Increasing screen time for kids, coupled with parents who are too scared to let their kids play outside is creating a nation of unhealthy children. Few kids today know anything about climbing trees, hiking or just running around outside having fun, and it’s not all about health either. Research shows that nature experiences grow kids who care about the environment. We have to buck up as parents and start limiting tech and screen time and start encouraging outside play and activity. We have to advocate for healthier school lunches. Most importantly, we have to talk about nutrition, calories and exercise with our kids – they can handle it. We’re right on the brink of becoming a nation where a full half of our kids are overweight and unhealthy. I’m guessing one of two things will happen in 2012. We’ll either commit to creating change that will guide our families in a healthier direction, or we’ll do nothing and wait for the situation to get 100% out of control. Personally, I’m really hoping that this will be the year we terminate childhoods spent on the couch and make healthy childhoods a major priority.
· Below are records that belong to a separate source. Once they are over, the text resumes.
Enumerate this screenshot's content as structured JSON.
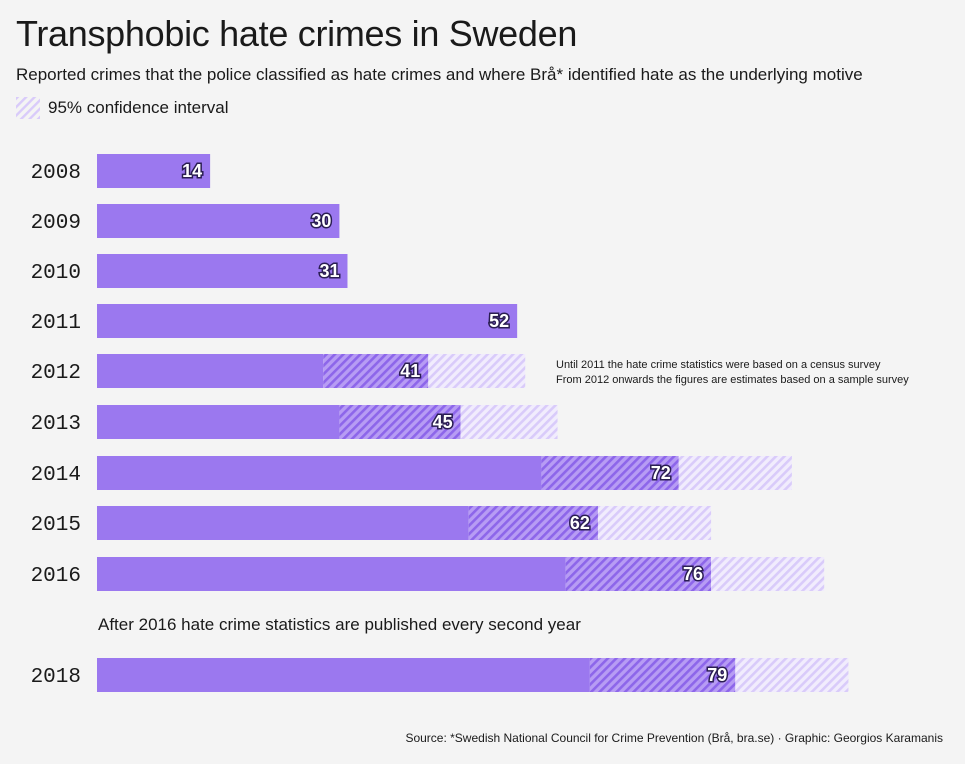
{
  "title": "Transphobic hate crimes in Sweden",
  "subtitle": "Reported crimes that the police classified as hate crimes and where Brå* identified hate as the underlying motive",
  "legend": {
    "ci_label": "95% confidence interval"
  },
  "notes": {
    "method_line1": "Until 2011 the hate crime statistics were based on a census survey",
    "method_line2": "From 2012 onwards the figures are estimates based on a sample survey",
    "break_note": "After 2016 hate crime statistics are published every second year"
  },
  "source": "Source: *Swedish National Council for Crime Prevention (Brå, bra.se) · Graphic: Georgios Karamanis",
  "colors": {
    "bar": "#9b78ef",
    "ci_hatch_dark": "#9b78ef",
    "ci_hatch_light": "#e3d8fb",
    "value_outline": "#2a1d52",
    "background": "#f4f4f4"
  },
  "chart_data": {
    "type": "bar",
    "orientation": "horizontal",
    "categories": [
      "2008",
      "2009",
      "2010",
      "2011",
      "2012",
      "2013",
      "2014",
      "2015",
      "2016",
      "2018"
    ],
    "values": [
      14,
      30,
      31,
      52,
      41,
      45,
      72,
      62,
      76,
      79
    ],
    "ci_low": [
      null,
      null,
      null,
      null,
      28,
      30,
      55,
      46,
      58,
      61
    ],
    "ci_high": [
      null,
      null,
      null,
      null,
      53,
      57,
      86,
      76,
      90,
      93
    ],
    "legend_entries": [
      "95% confidence interval"
    ],
    "legend_position": "top-left",
    "xlim": [
      0,
      100
    ],
    "grid": false,
    "xlabel": "",
    "ylabel": ""
  }
}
Mari Richards – Small for Big

The green parenting trend isn’t about the Uber Green Parent (you know, the compost-making recycling, upcycling, solar-panel-owning shining example that we all wish we could be!). Instead, we’re all trying to improve our lives for our kids and ourselves. It’s about how to improve our lives in greener ways.

So what are parents focusing on? I’m noticing tons of active conversations in social media and mainstream media about greener food choices. Whether it’s about organic foods, supporting local food sources (farmers markets, local restaurants, co-ops, etc.), eating allergy-free or actually adjusting one’s lifestyle to less red meat, no meat, or vegan, people are much more aware of the foods they eat and where that food is coming from.

Running hand in hand with a focus on local food sources is a spotlight on local businesses. Not only local businesses, but small businesses in general. Beyond that amazing resource known as Etsy.com, the sustained and growing interest in supporting small businesses is a heartening way to start 2012 – let’s keep it growing! It’s definitely on my list of goals for this coming year.

Lori Popkewitz Alper – Groovy Green Livin

2012 is going to be the year of the green consumer. Due to consumer demand, we will see an increase in the number of green and eco-friendly products available to consumers at a wide array of retailers.

2012 will be the year for big changes in the antiquated laws concerning toxic chemicals. Current policies have failed to restrict common chemicals linked to diseases such as cancer, learning disabilities, infertility, and more. Thanks to the Safe Chemicals Act that will change. Companies will be required to show that chemicals are safe BEFORE their products are placed on the shelves in our stores.

We have been demanding loud and clear that positive change must take place that protects our children and families from harmful, toxic chemicals. Our collective voices have been and will continue to be heard in 2012.